Time is a very fluid thing. What sort of time am I giving up? Money is time, as they say. I don't mind working for small wages if the work helps people (and doesn't enrich a chosen few to the exclusion of others.)
That last one is, I think, a mostly rhetorical question. Suffice it to say I think the relationship has become unquestionably dysfunctional. The concept of corporate personhood, and many things about the international corporate system have caused unprecedented growth, and certainly given me a very high standard of life.
But strolling down the streets of the town I grew up in, I can see I'm in the minority. So I guess the real question is, would I be willing to sacrifice my standard of living? Many things I live with, I've been conditioned to believe it would be a hardship to live without. Things that this corporate culture has given me. Would I give those up?

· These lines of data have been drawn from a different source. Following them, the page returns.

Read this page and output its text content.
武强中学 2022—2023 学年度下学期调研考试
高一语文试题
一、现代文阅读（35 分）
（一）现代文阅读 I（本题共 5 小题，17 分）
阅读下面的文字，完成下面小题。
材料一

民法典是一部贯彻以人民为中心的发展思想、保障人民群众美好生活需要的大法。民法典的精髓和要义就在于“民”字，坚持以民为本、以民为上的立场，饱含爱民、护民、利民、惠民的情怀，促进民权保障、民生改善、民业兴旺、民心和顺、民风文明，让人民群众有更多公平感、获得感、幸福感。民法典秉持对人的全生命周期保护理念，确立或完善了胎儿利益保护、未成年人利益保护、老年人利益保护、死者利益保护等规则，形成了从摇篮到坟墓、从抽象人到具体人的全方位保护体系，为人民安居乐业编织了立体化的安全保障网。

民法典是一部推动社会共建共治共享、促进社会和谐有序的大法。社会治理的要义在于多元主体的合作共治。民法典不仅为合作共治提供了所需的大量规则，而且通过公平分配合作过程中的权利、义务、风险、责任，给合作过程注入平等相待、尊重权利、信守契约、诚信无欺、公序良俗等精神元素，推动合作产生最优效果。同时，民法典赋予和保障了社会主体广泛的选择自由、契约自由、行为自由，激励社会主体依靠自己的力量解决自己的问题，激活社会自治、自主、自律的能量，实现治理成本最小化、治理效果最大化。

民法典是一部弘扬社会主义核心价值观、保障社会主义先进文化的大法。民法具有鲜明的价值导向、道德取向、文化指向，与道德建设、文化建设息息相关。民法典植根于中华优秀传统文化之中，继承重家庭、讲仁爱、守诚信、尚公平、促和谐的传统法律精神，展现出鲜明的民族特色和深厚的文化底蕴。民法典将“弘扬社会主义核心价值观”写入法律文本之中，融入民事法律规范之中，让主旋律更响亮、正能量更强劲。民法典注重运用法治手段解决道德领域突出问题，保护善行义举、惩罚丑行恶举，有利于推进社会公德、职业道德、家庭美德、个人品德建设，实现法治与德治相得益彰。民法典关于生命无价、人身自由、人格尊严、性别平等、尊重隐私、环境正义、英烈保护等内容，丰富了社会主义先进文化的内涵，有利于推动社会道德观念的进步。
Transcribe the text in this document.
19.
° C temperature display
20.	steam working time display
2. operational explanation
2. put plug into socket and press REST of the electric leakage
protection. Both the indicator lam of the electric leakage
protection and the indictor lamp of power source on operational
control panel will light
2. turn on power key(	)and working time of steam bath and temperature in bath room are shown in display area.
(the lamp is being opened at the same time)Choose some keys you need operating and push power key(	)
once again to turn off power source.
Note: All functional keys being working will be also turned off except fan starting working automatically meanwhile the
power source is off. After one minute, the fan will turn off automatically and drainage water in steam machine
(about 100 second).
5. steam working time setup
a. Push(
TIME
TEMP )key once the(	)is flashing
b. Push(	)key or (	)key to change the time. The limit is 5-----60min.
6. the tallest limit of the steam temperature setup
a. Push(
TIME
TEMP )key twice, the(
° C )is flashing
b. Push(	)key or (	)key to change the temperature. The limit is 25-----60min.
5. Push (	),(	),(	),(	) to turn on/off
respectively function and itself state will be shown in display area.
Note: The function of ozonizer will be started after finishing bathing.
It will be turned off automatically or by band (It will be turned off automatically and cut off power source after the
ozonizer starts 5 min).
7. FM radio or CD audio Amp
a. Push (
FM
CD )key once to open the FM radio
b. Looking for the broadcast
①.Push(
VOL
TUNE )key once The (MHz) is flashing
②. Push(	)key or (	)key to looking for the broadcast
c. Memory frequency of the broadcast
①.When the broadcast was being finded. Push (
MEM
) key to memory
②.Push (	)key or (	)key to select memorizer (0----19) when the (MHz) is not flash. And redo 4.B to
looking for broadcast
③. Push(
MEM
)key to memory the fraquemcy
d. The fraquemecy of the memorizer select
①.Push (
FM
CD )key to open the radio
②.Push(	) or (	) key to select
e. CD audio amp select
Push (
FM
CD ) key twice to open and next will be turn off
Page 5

It would take some convincing, but for the right value, sure. Mostly, I want to be sure I'm not living easy on someone else's labor.
There is nothing wrong with having a high paid job, you will be supporting more economic activtiy that provides more job opportunities than somebody with a lesser pay. In fact the best thing you can do is to maintain your ability to keep that high paying job or keep getting a higher pay, so that you can cause more economic activity here, where you live.
And the chosen few are not always a chosen few, they might have been the most hardworking and ingenious few. And quite often its those few who build places like University of Chicafo (Rockfeller), build 3000 libraries (Carnegie), build Stanfords, Yales, Harvards which create more people like you. Even if I want, I would not be able to help as many people to that an extent because I am not rich.
The problem is there are not enough rich people, to create enough economic activity to provide enough jobs. A 20,000 sqft house will employ more people in its construction than a 2000 sqft house. 1000 caddillacs will provide more work than 1000 Neons. Its not that the rich are more important than the poor. The truth is that the rich need the poor to get richer, the poor need the rich to get richer.
Have you considered, you are in a minority in your town, because you may be in the minority who may have decided to work harder and study more than others in your town?
I think thats one area that one can help to change the tides, work with and convince youngsters to take on the tough subjects, the ones that can sustain high paying jobs.
Increasingly it seems that the interests of American companies and the American people cannot be reconciled, and we must choose. I for one know where I'd throw my lot.